Reputation: 41
How to select rows from a DataFrame based on string values in a column in pandas? I just want to display the just States only which are in all CAPS. The states have the total number of cities.
import pandas as pd
import matplotlib.pyplot as plt
%pylab inline
d = pd.read_csv("states.csv")
print(d)
print(df)
# States/cities B C D
# 0 FL 3 5 6
# 1 Orlando 1 2 3
# 2 Miami 1 1 3
# 3 Jacksonville 1 2 0
# 4 CA 8 3 2
# 5 San diego 3 1 0
# 6 San Francisco 5 2 2
# 7 WA 4 2 1
# 8 Seattle 3 1 0
# 9 Tacoma 1 1 1
How to display like so,
# States/Cites B C D
# 0 FL 3 5 6
# 4 CA 8 3 2
# 7 WA 4 2 1
Upvotes: 2
Views: 8017
Reputation: 38415
You can use str.contains to filter any row that contains small alphabets
df[~df['States/cities'].str.contains('[a-z]')]
States/cities B C D
0 FL 3 5 6
4 CA 8 3 2
7 WA 4 2 1
Upvotes: 1
Reputation: 323236
If we assuming the order is always State followed by the city from the state , we can using where
and dropna
df['States/cities']=df['States/cities'].where(df['States/cities'].isin(['FL','CA','WA']))
df.dropna()
df
States/cities B C D
0 FL 3 5 6
4 CA 8 3 2
7 WA 4 2 1
Or we do str.len
df[df['States/cities'].str.len()==2]
Out[39]:
States/cities B C D
0 FL 3 5 6
4 CA 8 3 2
7 WA 4 2 1
Upvotes: 0
Reputation: 51335
You can get the rows with all uppercase values in the column States/cities
like this:
df.loc[df['States/cities'].str.isupper()]
States/cities B C D
0 FL 3 5 6
4 CA 8 3 2
7 WA 4 2 1
Just to be safe, you can add a condition so that it only returns the rows where 'States/cities'
is uppercase and only 2 characters long (in case you had a value that was SEATTLE
or something like that):
df.loc[(df['States/cities'].str.isupper()) & (df['States/cities'].apply(len) == 2)]
Upvotes: 1
Reputation: 107642
Consider pandas.Series.str.match passing a regex for only [A-Z]
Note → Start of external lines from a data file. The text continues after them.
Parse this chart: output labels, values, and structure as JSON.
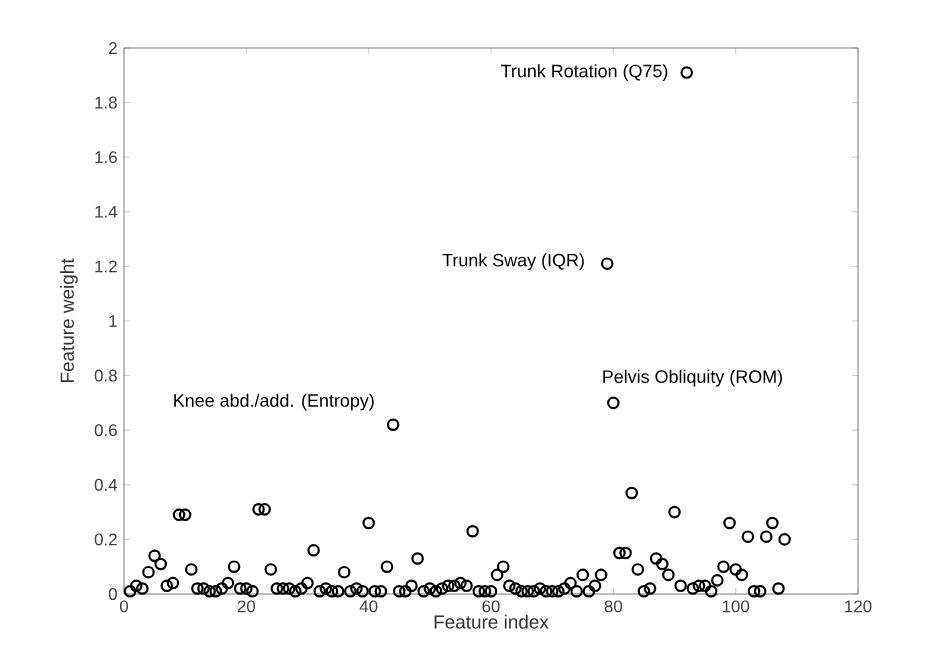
{
  "chart_data": {
    "type": "scatter",
    "xlabel": "Feature index",
    "ylabel": "Feature weight",
    "x": [
      1,
      2,
      3,
      4,
      5,
      6,
      7,
      8,
      9,
      10,
      11,
      12,
      13,
      14,
      15,
      16,
      17,
      18,
      19,
      20,
      21,
      22,
      23,
      24,
      25,
      26,
      27,
      28,
      29,
      30,
      31,
      32,
      33,
      34,
      35,
      36,
      37,
      38,
      39,
      40,
      41,
      42,
      43,
      44,
      45,
      46,
      47,
      48,
      49,
      50,
      51,
      52,
      53,
      54,
      55,
      56,
      57,
      58,
      59,
      60,
      61,
      62,
      63,
      64,
      65,
      66,
      67,
      68,
      69,
      70,
      71,
      72,
      73,
      74,
      75,
      76,
      77,
      78,
      79,
      80,
      81,
      82,
      83,
      84,
      85,
      86,
      87,
      88,
      89,
      90,
      91,
      92,
      93,
      94,
      95,
      96,
      97,
      98,
      99,
      100,
      101,
      102,
      103,
      104,
      105,
      106,
      107,
      108
    ],
    "values": [
      0.01,
      0.03,
      0.02,
      0.08,
      0.14,
      0.11,
      0.03,
      0.04,
      0.29,
      0.29,
      0.09,
      0.02,
      0.02,
      0.01,
      0.01,
      0.02,
      0.04,
      0.1,
      0.02,
      0.02,
      0.01,
      0.31,
      0.31,
      0.09,
      0.02,
      0.02,
      0.02,
      0.01,
      0.02,
      0.04,
      0.16,
      0.01,
      0.02,
      0.01,
      0.01,
      0.08,
      0.01,
      0.02,
      0.01,
      0.26,
      0.01,
      0.01,
      0.1,
      0.62,
      0.01,
      0.01,
      0.03,
      0.13,
      0.01,
      0.02,
      0.01,
      0.02,
      0.03,
      0.03,
      0.04,
      0.03,
      0.23,
      0.01,
      0.01,
      0.01,
      0.07,
      0.1,
      0.03,
      0.02,
      0.01,
      0.01,
      0.01,
      0.02,
      0.01,
      0.01,
      0.01,
      0.02,
      0.04,
      0.01,
      0.07,
      0.01,
      0.03,
      0.07,
      1.21,
      0.7,
      0.15,
      0.15,
      0.37,
      0.09,
      0.01,
      0.02,
      0.13,
      0.11,
      0.07,
      0.3,
      0.03,
      1.91,
      0.02,
      0.03,
      0.03,
      0.01,
      0.05,
      0.1,
      0.26,
      0.09,
      0.07,
      0.21,
      0.01,
      0.01,
      0.21,
      0.26,
      0.02,
      0.2
    ],
    "color": "#000000",
    "marker": "circle",
    "xlim": [
      0,
      120
    ],
    "xticks": [
      0,
      20,
      40,
      60,
      80,
      100,
      120
    ],
    "ylim": [
      0,
      2
    ],
    "yticks": [
      0,
      0.2,
      0.4,
      0.6,
      0.8,
      1,
      1.2,
      1.4,
      1.6,
      1.8,
      2
    ],
    "grid": false,
    "annotations": [
      {
        "text": "Trunk Rotation (Q75)",
        "x": 92,
        "y": 1.91
      },
      {
        "text": "Trunk Sway (IQR)",
        "x": 79,
        "y": 1.21
      },
      {
        "text": "Pelvis Obliquity (ROM)",
        "x": 80,
        "y": 0.7
      },
      {
        "text": "Knee abd./add. (Entropy)",
        "x": 44,
        "y": 0.62
      }
    ]
  }
}
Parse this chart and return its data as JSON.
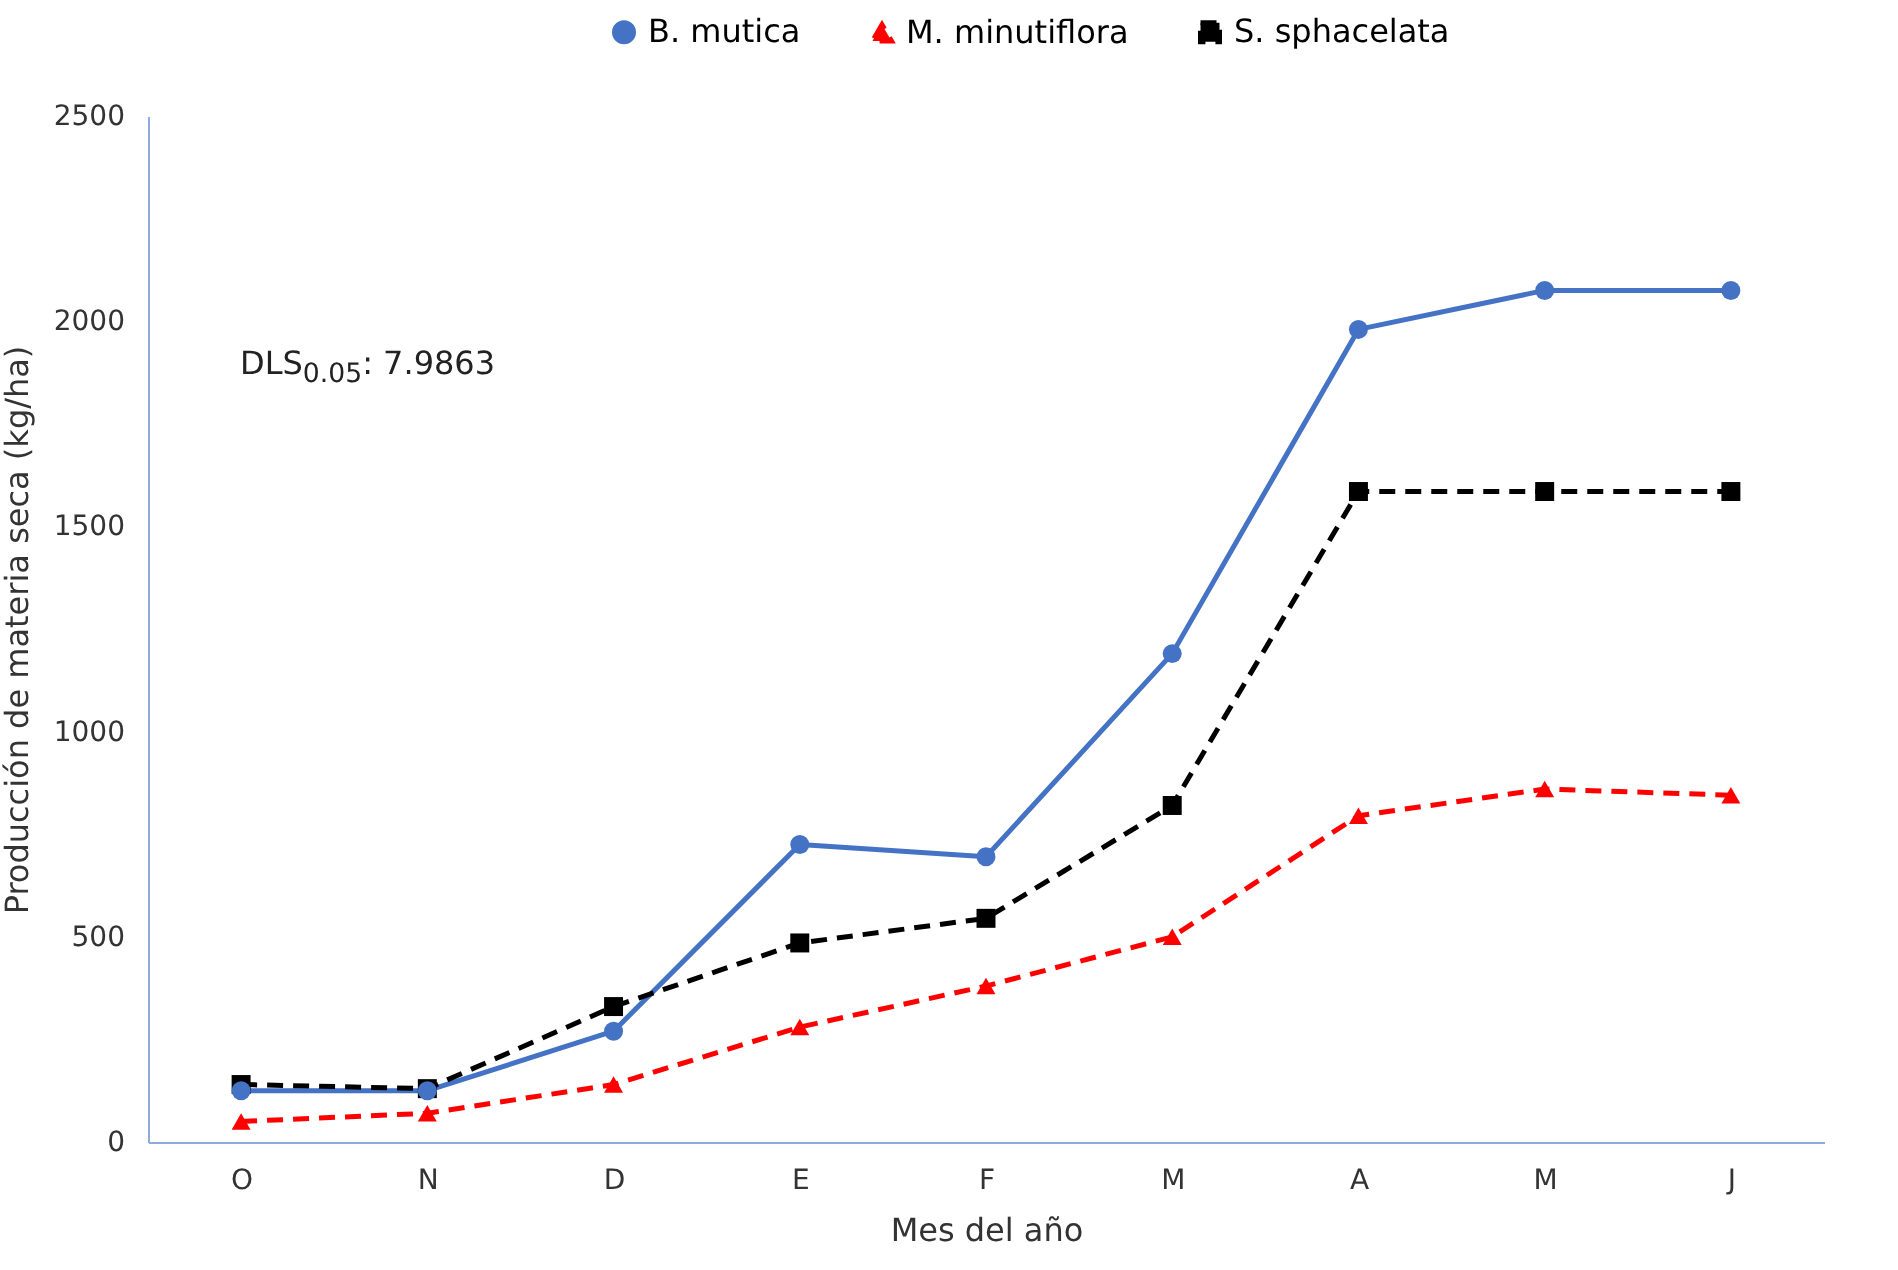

states[states['States/cities'].str.match('^.*[A-Z]$')]
# States/cities B C D
# 0 FL 3 5 6
# 4 CA 8 3 2
# 7 WA 4 2 1
Data
from io import StringIO
import pandas as pd
txt = '''"States/cities" B C D
0 FL 3 5 6
1 Orlando 1 2 3
2 Miami 1 1 3
3 Jacksonville 1 2 0
4 CA 8 3 2
5 "San diego" 3 1 0
6 "San Francisco" 5 2 2
7 WA 4 2 1
8 Seattle 3 1 0
9 Tacoma 1 1 1'''
states = pd.read_table(StringIO(txt), sep="\s+")
Upvotes: 1
Reputation: 1295
You can write a function to be applied to each value in the States/cities
column. Have the function return either True or False, and the result of applying the function can act as a Boolean filter on your DataFrame.
This is a common pattern when working with pandas. In your particular case, you could check for each value in States/cities
whether it's made of only uppercase letters.
So for example:
def is_state_abbrev(string):
return string.isupper()
filter = d['States/cities'].apply(is_state_abbrev)
filtered_df = d[filter]
Here filter
will be a pandas Series with True
and False
values.
You can also achieve the same result by using a lambda expression, as in:
filtered_df = d[d['States/cities'].apply(lambda x: x.isupper())]
This does essentially the same thing.
Upvotes: 1